— Что-то важное, наверняка. Британский оркестр древних инструментов.
— «Leeds Baroque Ensemble»?
— Что-то в этом роде, — подтвердил Адамберг, который не мог запомнить ни одного английского слова. — Только не спрашивайте, что она исполняет, я понятия не имею.
Адамберг встал, накинул промокший пиджак на плечо.
— В мое отсутствие смотрите за котом, за Мортье, за покойниками и за настроением лейтенанта Ноэля, оно у него все хуже и хуже. Я не могу разорваться.
— О чем разговор, ведь вы заделались любящим отцом, — проворчал Данглар.

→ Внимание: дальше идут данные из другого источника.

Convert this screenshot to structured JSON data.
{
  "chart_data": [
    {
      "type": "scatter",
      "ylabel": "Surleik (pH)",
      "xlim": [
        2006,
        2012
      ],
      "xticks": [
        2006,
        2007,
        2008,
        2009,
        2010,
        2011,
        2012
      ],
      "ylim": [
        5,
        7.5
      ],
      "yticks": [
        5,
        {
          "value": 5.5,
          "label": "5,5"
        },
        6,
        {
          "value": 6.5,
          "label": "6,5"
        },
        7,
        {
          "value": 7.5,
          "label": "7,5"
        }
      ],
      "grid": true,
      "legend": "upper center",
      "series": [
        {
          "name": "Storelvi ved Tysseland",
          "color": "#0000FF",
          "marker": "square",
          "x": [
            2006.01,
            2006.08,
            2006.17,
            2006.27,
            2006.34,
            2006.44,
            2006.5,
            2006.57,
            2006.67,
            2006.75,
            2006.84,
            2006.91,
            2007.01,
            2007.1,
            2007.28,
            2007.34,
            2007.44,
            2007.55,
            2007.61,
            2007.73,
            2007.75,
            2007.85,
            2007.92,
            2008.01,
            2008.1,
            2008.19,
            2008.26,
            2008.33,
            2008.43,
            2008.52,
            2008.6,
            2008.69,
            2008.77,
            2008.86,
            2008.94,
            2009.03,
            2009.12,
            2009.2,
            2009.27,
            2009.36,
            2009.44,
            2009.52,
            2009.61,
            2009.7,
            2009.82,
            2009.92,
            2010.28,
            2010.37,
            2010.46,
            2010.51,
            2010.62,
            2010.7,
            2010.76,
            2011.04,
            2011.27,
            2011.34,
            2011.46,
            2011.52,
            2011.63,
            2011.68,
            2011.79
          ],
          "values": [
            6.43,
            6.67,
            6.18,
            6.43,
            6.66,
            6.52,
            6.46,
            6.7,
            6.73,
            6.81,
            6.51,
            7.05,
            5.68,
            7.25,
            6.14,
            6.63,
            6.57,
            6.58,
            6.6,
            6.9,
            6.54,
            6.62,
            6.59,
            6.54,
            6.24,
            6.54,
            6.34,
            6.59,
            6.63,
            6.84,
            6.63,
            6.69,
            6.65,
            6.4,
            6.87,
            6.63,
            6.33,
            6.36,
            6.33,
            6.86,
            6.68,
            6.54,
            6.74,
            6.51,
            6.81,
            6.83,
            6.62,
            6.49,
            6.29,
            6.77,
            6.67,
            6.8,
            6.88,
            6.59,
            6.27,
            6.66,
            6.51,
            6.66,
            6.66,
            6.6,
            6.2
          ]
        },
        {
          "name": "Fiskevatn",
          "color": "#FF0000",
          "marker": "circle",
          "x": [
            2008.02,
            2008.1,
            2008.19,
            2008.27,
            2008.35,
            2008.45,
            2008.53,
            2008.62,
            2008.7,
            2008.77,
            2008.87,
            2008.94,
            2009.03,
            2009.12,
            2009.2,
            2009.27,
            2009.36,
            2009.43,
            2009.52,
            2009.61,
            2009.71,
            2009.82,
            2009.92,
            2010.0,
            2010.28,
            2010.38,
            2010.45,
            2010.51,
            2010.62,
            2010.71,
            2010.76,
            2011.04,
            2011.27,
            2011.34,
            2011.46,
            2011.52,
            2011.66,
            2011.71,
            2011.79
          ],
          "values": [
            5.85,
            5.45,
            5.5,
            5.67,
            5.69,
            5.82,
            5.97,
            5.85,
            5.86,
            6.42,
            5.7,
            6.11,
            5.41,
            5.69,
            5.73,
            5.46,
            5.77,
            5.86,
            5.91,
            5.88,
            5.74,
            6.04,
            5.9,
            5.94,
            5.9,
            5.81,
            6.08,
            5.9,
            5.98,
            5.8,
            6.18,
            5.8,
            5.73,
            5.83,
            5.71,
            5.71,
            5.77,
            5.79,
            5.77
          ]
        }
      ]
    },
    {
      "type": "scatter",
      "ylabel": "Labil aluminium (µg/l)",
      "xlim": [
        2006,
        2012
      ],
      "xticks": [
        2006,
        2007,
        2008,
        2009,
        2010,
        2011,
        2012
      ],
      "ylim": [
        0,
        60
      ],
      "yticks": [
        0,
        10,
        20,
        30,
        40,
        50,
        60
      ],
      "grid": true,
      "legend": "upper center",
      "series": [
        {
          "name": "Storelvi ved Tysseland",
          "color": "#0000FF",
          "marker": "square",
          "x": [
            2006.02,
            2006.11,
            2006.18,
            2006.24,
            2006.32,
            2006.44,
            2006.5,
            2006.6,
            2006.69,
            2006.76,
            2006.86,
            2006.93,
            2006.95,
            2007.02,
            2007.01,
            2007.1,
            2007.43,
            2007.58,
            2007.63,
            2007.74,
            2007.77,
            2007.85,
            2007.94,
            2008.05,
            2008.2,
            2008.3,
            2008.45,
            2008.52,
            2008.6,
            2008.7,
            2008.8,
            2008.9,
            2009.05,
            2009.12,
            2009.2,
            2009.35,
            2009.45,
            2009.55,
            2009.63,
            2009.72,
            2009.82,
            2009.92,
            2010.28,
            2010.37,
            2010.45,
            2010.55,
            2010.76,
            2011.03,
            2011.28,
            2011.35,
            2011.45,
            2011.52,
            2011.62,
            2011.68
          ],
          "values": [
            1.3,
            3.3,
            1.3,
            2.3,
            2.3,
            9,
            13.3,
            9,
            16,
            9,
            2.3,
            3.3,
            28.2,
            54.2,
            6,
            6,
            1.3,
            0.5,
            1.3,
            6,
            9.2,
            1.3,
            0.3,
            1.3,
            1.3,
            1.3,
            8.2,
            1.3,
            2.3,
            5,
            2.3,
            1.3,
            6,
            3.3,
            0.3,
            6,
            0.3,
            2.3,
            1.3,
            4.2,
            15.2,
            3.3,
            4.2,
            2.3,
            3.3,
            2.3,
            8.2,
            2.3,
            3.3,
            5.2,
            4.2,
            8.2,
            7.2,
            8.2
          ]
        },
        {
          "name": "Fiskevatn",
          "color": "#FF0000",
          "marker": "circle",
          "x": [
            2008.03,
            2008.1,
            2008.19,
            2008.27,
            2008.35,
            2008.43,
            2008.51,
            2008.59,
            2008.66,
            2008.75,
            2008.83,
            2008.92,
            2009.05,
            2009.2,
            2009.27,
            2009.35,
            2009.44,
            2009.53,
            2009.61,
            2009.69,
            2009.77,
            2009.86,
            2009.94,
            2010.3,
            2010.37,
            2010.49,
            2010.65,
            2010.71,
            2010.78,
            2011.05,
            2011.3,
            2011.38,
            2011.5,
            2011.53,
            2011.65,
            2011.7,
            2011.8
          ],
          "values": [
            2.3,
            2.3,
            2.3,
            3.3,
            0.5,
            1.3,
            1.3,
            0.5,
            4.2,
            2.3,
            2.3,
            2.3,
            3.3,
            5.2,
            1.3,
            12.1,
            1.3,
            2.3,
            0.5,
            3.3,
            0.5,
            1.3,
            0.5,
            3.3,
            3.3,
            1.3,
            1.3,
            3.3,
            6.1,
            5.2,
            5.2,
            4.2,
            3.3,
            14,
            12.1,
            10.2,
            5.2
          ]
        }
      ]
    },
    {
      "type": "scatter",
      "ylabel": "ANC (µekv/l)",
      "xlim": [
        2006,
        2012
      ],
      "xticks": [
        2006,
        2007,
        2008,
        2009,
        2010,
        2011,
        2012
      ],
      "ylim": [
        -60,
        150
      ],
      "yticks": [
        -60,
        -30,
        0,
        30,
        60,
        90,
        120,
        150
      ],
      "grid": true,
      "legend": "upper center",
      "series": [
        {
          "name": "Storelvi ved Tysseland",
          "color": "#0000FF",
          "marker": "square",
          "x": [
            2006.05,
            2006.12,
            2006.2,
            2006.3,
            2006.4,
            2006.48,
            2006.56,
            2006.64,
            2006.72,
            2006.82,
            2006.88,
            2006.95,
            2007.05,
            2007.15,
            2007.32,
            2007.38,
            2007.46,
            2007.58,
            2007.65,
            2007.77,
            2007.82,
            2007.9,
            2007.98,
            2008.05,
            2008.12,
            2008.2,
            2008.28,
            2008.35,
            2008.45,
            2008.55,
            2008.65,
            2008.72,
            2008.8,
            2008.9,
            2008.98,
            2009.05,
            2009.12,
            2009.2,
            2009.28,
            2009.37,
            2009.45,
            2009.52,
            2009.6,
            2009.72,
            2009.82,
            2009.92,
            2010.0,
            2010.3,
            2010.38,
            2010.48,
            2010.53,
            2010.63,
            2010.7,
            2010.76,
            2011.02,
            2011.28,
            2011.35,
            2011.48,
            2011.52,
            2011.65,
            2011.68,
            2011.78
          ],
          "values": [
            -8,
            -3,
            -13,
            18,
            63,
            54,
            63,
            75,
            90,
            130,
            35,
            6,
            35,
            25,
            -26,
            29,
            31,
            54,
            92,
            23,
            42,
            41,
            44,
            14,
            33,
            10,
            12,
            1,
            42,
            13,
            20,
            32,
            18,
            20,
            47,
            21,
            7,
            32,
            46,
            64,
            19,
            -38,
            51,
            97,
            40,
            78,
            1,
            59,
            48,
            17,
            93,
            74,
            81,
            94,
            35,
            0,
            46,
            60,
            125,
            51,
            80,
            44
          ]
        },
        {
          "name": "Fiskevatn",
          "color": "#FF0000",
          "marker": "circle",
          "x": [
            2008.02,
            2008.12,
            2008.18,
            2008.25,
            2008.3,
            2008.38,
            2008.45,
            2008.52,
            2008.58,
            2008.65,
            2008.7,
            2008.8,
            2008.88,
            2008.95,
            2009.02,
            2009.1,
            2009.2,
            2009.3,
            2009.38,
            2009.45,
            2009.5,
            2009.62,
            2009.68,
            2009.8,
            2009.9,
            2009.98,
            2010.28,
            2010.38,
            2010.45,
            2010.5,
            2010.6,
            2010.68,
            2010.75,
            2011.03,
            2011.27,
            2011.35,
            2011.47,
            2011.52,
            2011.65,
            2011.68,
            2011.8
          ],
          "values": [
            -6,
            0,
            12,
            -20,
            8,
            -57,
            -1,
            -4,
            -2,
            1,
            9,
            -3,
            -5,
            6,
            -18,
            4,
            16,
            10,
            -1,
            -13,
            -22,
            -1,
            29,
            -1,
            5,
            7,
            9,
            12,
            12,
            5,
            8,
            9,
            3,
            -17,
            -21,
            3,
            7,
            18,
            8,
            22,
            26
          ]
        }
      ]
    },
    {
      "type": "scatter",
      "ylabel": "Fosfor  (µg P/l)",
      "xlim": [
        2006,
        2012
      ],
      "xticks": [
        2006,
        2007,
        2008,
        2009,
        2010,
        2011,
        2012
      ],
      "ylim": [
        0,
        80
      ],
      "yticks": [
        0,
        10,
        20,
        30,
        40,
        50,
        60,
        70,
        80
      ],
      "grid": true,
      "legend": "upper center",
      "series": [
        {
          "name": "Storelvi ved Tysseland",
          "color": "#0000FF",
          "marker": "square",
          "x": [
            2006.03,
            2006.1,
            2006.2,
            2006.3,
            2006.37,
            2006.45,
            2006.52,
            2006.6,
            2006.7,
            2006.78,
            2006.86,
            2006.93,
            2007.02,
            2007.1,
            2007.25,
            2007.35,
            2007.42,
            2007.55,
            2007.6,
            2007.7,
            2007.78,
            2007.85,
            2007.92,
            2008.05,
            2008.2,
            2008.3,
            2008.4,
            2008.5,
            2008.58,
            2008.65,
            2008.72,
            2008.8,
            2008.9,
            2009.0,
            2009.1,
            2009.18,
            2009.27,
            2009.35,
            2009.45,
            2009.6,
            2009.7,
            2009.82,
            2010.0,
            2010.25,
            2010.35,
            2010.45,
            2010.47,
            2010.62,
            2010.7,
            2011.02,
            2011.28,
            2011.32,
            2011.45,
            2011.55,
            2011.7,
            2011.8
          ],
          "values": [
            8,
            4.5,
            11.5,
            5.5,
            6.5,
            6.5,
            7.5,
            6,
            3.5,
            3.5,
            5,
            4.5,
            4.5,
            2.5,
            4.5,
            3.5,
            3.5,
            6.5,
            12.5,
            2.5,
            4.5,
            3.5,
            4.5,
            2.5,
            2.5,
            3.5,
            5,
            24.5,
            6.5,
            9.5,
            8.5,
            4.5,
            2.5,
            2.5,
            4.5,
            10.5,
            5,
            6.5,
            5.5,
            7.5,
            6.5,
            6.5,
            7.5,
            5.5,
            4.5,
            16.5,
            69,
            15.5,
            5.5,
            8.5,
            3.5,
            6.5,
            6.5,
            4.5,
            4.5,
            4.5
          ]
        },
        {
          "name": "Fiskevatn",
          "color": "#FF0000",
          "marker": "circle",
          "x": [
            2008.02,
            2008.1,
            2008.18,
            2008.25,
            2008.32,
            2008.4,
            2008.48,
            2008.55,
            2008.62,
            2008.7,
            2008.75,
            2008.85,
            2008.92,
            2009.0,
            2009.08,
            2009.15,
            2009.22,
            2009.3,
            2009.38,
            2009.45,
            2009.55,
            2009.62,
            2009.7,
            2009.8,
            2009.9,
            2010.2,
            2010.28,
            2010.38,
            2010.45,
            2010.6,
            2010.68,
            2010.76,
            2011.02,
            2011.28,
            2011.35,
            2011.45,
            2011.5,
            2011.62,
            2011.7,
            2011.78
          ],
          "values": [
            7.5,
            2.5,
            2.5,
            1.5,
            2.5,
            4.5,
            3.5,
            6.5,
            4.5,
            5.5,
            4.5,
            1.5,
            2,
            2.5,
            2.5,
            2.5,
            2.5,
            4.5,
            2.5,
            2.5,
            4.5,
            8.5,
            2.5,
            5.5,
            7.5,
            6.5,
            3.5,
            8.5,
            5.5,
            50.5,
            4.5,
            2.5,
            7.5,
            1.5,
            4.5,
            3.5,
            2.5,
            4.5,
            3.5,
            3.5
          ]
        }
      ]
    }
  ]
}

— Я вас за язык не тянул, капитан.
Адамберг всегда с удовольствием выслушивал брюзгливые упреки Данглара, признавая, как правило, их обоснованность. Майор, как хорошая наседка, уже столько лет воспитывал один пятерых детей, а до Адамберга только сейчас дошло, что новорожденный имеет к нему какое-то отношение. Спасибо еще, имя его запомнил. Тома Адамберг, или Том. Данглар засчитал очко в его пользу, он всегда был уверен, что комиссар небезнадежен.
За сто тридцать шесть километров, которые отделяли Адамберга от деревни Аронкур в департаменте Эр, его одежда успела высохнуть в машине. Ему оставалось только разгладить ее ладонью, принять пристойный облик и найти бар, где он мог бы в тепле дожидаться назначенного часа. Примостившись на видавшей виды банкетке перед кружкой пива, комиссар изучал группу мужчин, которые с шумом заполнили весь зал, прервав его сладкую дремоту.
— От такого, хочешь, скажу? — спросил высокий блондин, приподняв кепку одним движением большого пальца.
«Хочешь не хочешь, — подумал Адамберг, — этот все равно скажет».
— От такого, я тебе скажу… Во рту пересыхает.
— Во-во, Робер, — одобрил его сосед, наполняя щедрым жестом шесть бокалов.
Значит, высокий, словно топором деланный блондин, звался Робером. И у него пересохло во рту. Настало время аперитива, мужики втянули голову в плечи, сомкнули пальцы на бокалах, угрожающе выставили подбородок. Деревенский колокол пробил час торжественного собрания мужей, час сентенций и многозначительных кивков, возвышенной и потешной сельской риторики. Адамберг знал ее наизусть. Он родился в ее музыке, вырос под ее патетические звуки, помнил ее ритмы и темы, вариации и контрапункты, узнавал главных исполнителей. Робер взмахнул смычком, и оркестранты тут же расположились согласно принятому и неколебимому порядку.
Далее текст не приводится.